Journalist Andy Ngo, the author of the best-selling book “Unmasked,” claimed, “In reaction to me releasing mugshots of criminal suspects arrested at violent BLM-Antifa riots after George Floyd died, Oregon Democrat lawmakers pushed through a bill banning the release of mugshots starting on 1 January, 2022. #Antifa & leftist accounts have been celebrating.”
In reaction to me releasing mugshots of criminal suspects arrested at violent BLM-Antifa riots after George Floyd died, Oregon Democrat lawmakers pushed through a bill banning the release of mugshots starting on 1 January, 2022. #Antifa & leftist accounts have been celebrating. pic.twitter.com/eYo9VZCBdt
— Andy Ngô 🏳️🌈 (@MrAndyNgo) January 3, 2022
Twitter account Antifa Watch added, “In response to the mugshots of #Portland #Antifa rioters being shared during the 2020 riots, Oregon passed a bill that banned the release of mugshots to the general public. It has now taken effect.”
The law was sponsored by representatives Janelle Bynum, D-Clackamas, and Brad Witt, D-Clatskanie. Bynum stated, “The day someone gets arrested can quite frankly be one the worst days of their lives. Those mugshots are sometimes of people in a mental health crisis. Those photos that are published can ruin a person’s life who has not yet been found guilty of any crime. They can linger on and impact people’s lives for years to come. We can do better for them and for others.”

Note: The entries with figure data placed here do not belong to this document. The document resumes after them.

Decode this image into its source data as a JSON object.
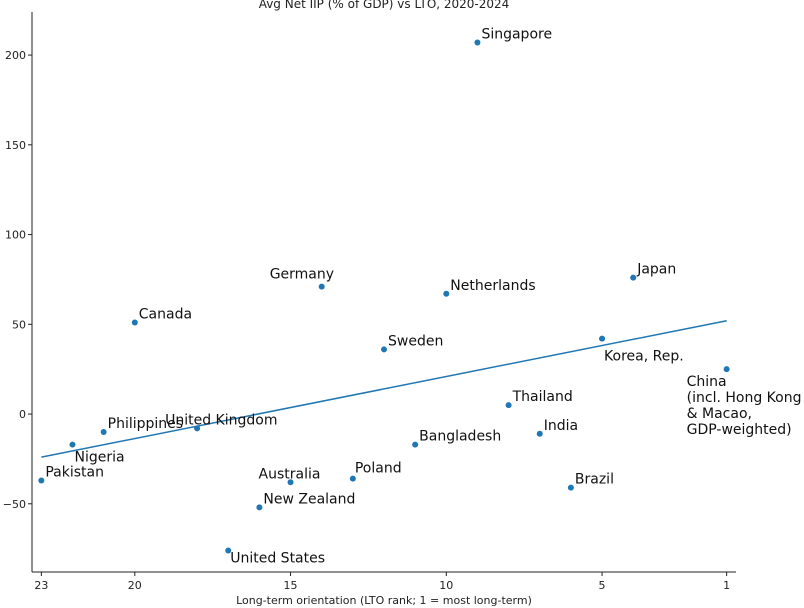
{
  "chart_data": {
    "type": "scatter",
    "title": "Avg Net IIP (% of GDP) vs LTO, 2020-2024",
    "xlabel": "Long-term orientation (LTO rank; 1 = most long-term)",
    "ylabel": "",
    "x_reversed": true,
    "xlim": [
      23.3,
      0.7
    ],
    "ylim": [
      -88,
      224
    ],
    "xticks": [
      23,
      20,
      15,
      10,
      5,
      1
    ],
    "yticks": [
      -50,
      0,
      50,
      100,
      150,
      200
    ],
    "grid": false,
    "point_color": "#1f77b4",
    "line_color": "#1f77b4",
    "points": [
      {
        "label": "Singapore",
        "x": 9,
        "y": 207
      },
      {
        "label": "Germany",
        "x": 14,
        "y": 71
      },
      {
        "label": "Netherlands",
        "x": 10,
        "y": 67
      },
      {
        "label": "Japan",
        "x": 4,
        "y": 76
      },
      {
        "label": "Canada",
        "x": 20,
        "y": 51
      },
      {
        "label": "Sweden",
        "x": 12,
        "y": 36
      },
      {
        "label": "Korea, Rep.",
        "x": 5,
        "y": 42
      },
      {
        "label": "China\n(incl. Hong Kong\n& Macao,\nGDP-weighted)",
        "x": 1,
        "y": 25
      },
      {
        "label": "Thailand",
        "x": 8,
        "y": 5
      },
      {
        "label": "Philippines",
        "x": 21,
        "y": -10
      },
      {
        "label": "United Kingdom",
        "x": 18,
        "y": -8
      },
      {
        "label": "India",
        "x": 7,
        "y": -11
      },
      {
        "label": "Nigeria",
        "x": 22,
        "y": -17
      },
      {
        "label": "Bangladesh",
        "x": 11,
        "y": -17
      },
      {
        "label": "Pakistan",
        "x": 23,
        "y": -37
      },
      {
        "label": "Australia",
        "x": 15,
        "y": -38
      },
      {
        "label": "Poland",
        "x": 13,
        "y": -36
      },
      {
        "label": "Brazil",
        "x": 6,
        "y": -41
      },
      {
        "label": "New Zealand",
        "x": 16,
        "y": -52
      },
      {
        "label": "United States",
        "x": 17,
        "y": -76
      }
    ],
    "trendline": [
      {
        "x": 23,
        "y": -24
      },
      {
        "x": 1,
        "y": 52
      }
    ]
  }
}
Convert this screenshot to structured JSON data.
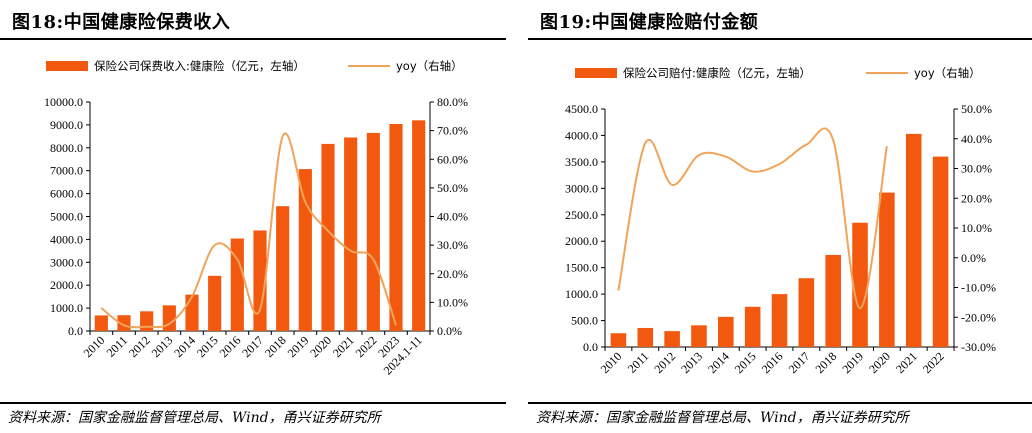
{
  "charts": [
    {
      "id": "left",
      "title": "图18:中国健康险保费收入",
      "source": "资料来源：国家金融监督管理总局、Wind，甬兴证券研究所",
      "colors": {
        "bar": "#F2590F",
        "line": "#F0A45A"
      }
    },
    {
      "id": "right",
      "title": "图19:中国健康险赔付金额",
      "source": "资料来源：国家金融监督管理总局、Wind，甬兴证券研究所",
      "colors": {
        "bar": "#F2590F",
        "line": "#F0A45A"
      }
    }
  ],
  "chart_data": [
    {
      "type": "bar",
      "title": "图18:中国健康险保费收入",
      "categories": [
        "2010",
        "2011",
        "2012",
        "2013",
        "2014",
        "2015",
        "2016",
        "2017",
        "2018",
        "2019",
        "2020",
        "2021",
        "2022",
        "2023",
        "2024.1-11"
      ],
      "series": [
        {
          "name": "保险公司保费收入:健康险（亿元，左轴）",
          "type": "bar",
          "axis": "left",
          "values": [
            680,
            690,
            860,
            1120,
            1590,
            2410,
            4040,
            4390,
            5450,
            7070,
            8170,
            8450,
            8650,
            9040,
            9200
          ]
        },
        {
          "name": "yoy（右轴）",
          "type": "line",
          "axis": "right",
          "values": [
            8.0,
            2.0,
            1.5,
            2.5,
            12.0,
            30.0,
            25.0,
            7.5,
            68.0,
            45.0,
            35.0,
            28.0,
            25.0,
            2.0,
            null
          ]
        }
      ],
      "y_left": {
        "min": 0,
        "max": 10000,
        "step": 1000,
        "decimals": 1,
        "suffix": ""
      },
      "y_right": {
        "min": 0,
        "max": 80,
        "step": 10,
        "decimals": 1,
        "suffix": "%"
      },
      "legend_position": "top",
      "grid": false
    },
    {
      "type": "bar",
      "title": "图19:中国健康险赔付金额",
      "categories": [
        "2010",
        "2011",
        "2012",
        "2013",
        "2014",
        "2015",
        "2016",
        "2017",
        "2018",
        "2019",
        "2020",
        "2021",
        "2022"
      ],
      "series": [
        {
          "name": "保险公司赔付:健康险（亿元，左轴）",
          "type": "bar",
          "axis": "left",
          "values": [
            260,
            360,
            300,
            410,
            570,
            760,
            1000,
            1300,
            1740,
            2350,
            2920,
            4030,
            3600
          ]
        },
        {
          "name": "yoy（右轴）",
          "type": "line",
          "axis": "right",
          "values": [
            -11.0,
            38.5,
            24.5,
            34.5,
            34.0,
            29.0,
            31.5,
            38.0,
            39.5,
            -17.0,
            37.5,
            null,
            null
          ]
        }
      ],
      "y_left": {
        "min": 0,
        "max": 4500,
        "step": 500,
        "decimals": 1,
        "suffix": ""
      },
      "y_right": {
        "min": -30,
        "max": 50,
        "step": 10,
        "decimals": 1,
        "suffix": "%"
      },
      "legend_position": "top",
      "grid": false
    }
  ]
}
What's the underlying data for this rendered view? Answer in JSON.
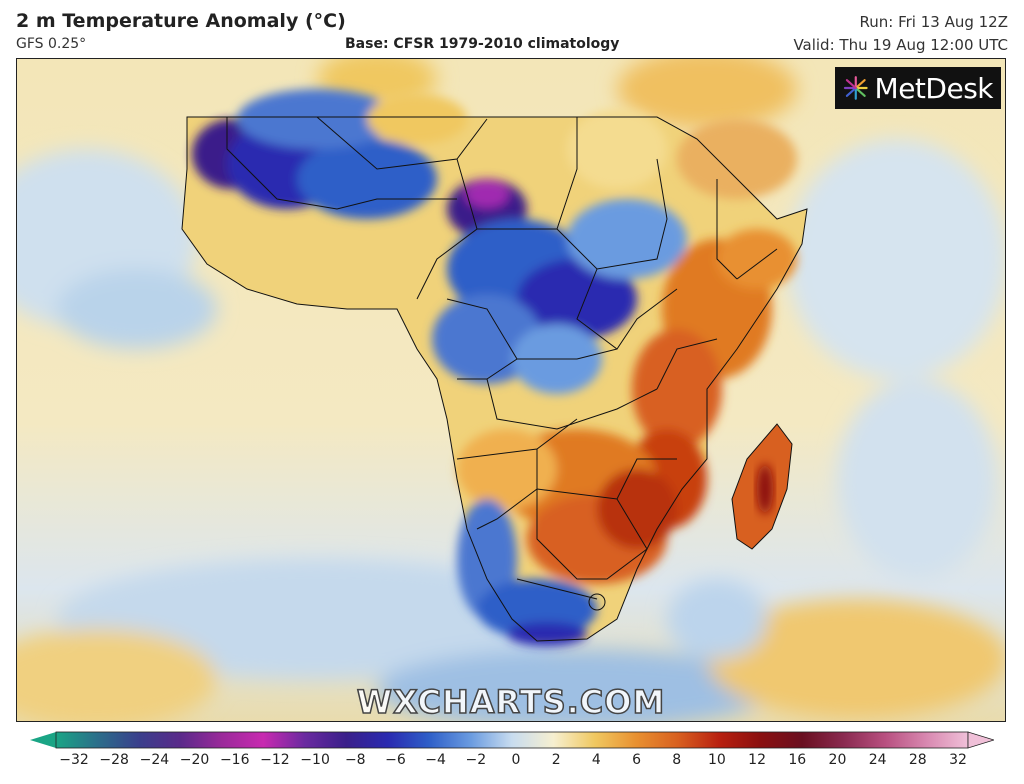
{
  "header": {
    "title": "2 m Temperature Anomaly (°C)",
    "model": "GFS 0.25°",
    "base": "Base: CFSR 1979-2010 climatology",
    "run": "Run: Fri 13 Aug 12Z",
    "valid": "Valid: Thu 19 Aug 12:00 UTC"
  },
  "logo": {
    "text": "MetDesk",
    "icon": "metdesk-logo-icon"
  },
  "watermark": "WXCHARTS.COM",
  "legend": {
    "ticks": [
      "−32",
      "−28",
      "−24",
      "−20",
      "−16",
      "−12",
      "−10",
      "−8",
      "−6",
      "−4",
      "−2",
      "0",
      "2",
      "4",
      "6",
      "8",
      "10",
      "12",
      "16",
      "20",
      "24",
      "28",
      "32"
    ],
    "colors": [
      "#1aa585",
      "#2b6e8a",
      "#3a3f8c",
      "#5a2a8a",
      "#9a2a9a",
      "#c82ab0",
      "#6a2aa0",
      "#3a1f8a",
      "#2a2ab0",
      "#2f5fc8",
      "#6a9be0",
      "#c8dcef",
      "#f6efd0",
      "#f0c860",
      "#e89030",
      "#d86020",
      "#b82010",
      "#8a1010",
      "#6a0f20",
      "#8a2a50",
      "#b85080",
      "#d888b0",
      "#f0c0d8"
    ]
  },
  "chart_data": {
    "type": "heatmap",
    "title": "2 m Temperature Anomaly (°C)",
    "units": "°C",
    "colorbar_range": [
      -32,
      32
    ],
    "colorbar_ticks": [
      -32,
      -28,
      -24,
      -20,
      -16,
      -12,
      -10,
      -8,
      -6,
      -4,
      -2,
      0,
      2,
      4,
      6,
      8,
      10,
      12,
      16,
      20,
      24,
      28,
      32
    ]
  },
  "colors": {
    "ocean_warm": "#efe3b5",
    "cold_blue": "#2f5fc8",
    "deep_cold": "#3a1f8a",
    "warm_orange": "#e89030",
    "hot_red": "#c84010"
  }
}
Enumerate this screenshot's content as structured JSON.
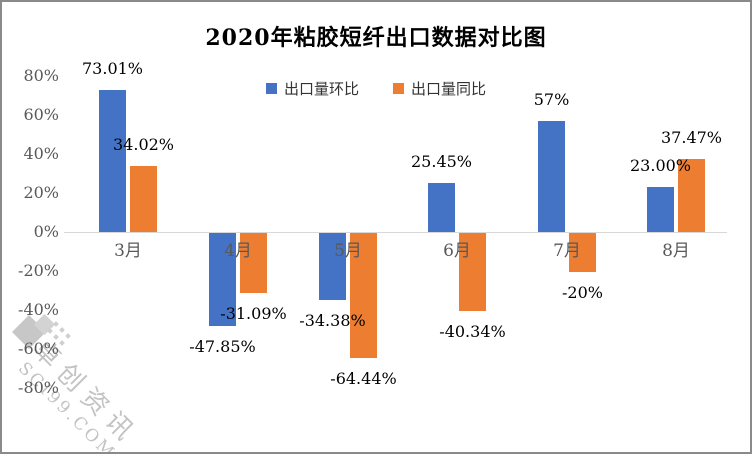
{
  "title": "2020年粘胶短纤出口数据对比图",
  "legend": [
    {
      "label": "出口量环比",
      "color": "#4472C4"
    },
    {
      "label": "出口量同比",
      "color": "#ED7D31"
    }
  ],
  "colors": {
    "series_blue": "#4472C4",
    "series_orange": "#ED7D31",
    "axis_line": "#d8d8d8",
    "axis_text": "#595959",
    "data_label": "#000000",
    "watermark": "#c3c3c3",
    "frame": "#8a8a8a"
  },
  "chart_data": {
    "type": "bar",
    "title": "2020年粘胶短纤出口数据对比图",
    "categories": [
      "3月",
      "4月",
      "5月",
      "6月",
      "7月",
      "8月"
    ],
    "series": [
      {
        "name": "出口量环比",
        "color": "#4472C4",
        "values": [
          73.01,
          -47.85,
          -34.38,
          25.45,
          57,
          23.0
        ],
        "labels": [
          "73.01%",
          "-47.85%",
          "-34.38%",
          "25.45%",
          "57%",
          "23.00%"
        ]
      },
      {
        "name": "出口量同比",
        "color": "#ED7D31",
        "values": [
          34.02,
          -31.09,
          -64.44,
          -40.34,
          -20,
          37.47
        ],
        "labels": [
          "34.02%",
          "-31.09%",
          "-64.44%",
          "-40.34%",
          "-20%",
          "37.47%"
        ]
      }
    ],
    "xlabel": "",
    "ylabel": "",
    "ylim": [
      -80,
      80
    ],
    "y_ticks": [
      "80%",
      "60%",
      "40%",
      "20%",
      "0%",
      "-20%",
      "-40%",
      "-60%",
      "-80%"
    ],
    "grid": false,
    "legend_position": "top-center",
    "data_labels_shown": true
  },
  "watermark": {
    "cn": "卓创资讯",
    "en": "SCI99.COM"
  }
}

California also has a new law affecting mugshots: AB 1475 bans social media mugshots from being posted on social media sites. “It limits what they’re allowed to post there to better protect the rights of people who have been arrested but have not yet been prosecuted. The law forbids law enforcement from posting mug shots of people arrested on suspicion of nonviolent crimes. There are some exceptions for cases where there is an imminent threat to public safety,” South Tahoe Now reported.
Mountain View Voice added, “AB 1475 has some exceptions. Along with violent crimes, police can post mugshots on social media if the suspect is a fugitive or an imminent threat to public safety, or if the photo could help locate and detain the suspect. There’s also a broad exemption for ‘exigent circumstances’ to allow for posting mugshots on social media.”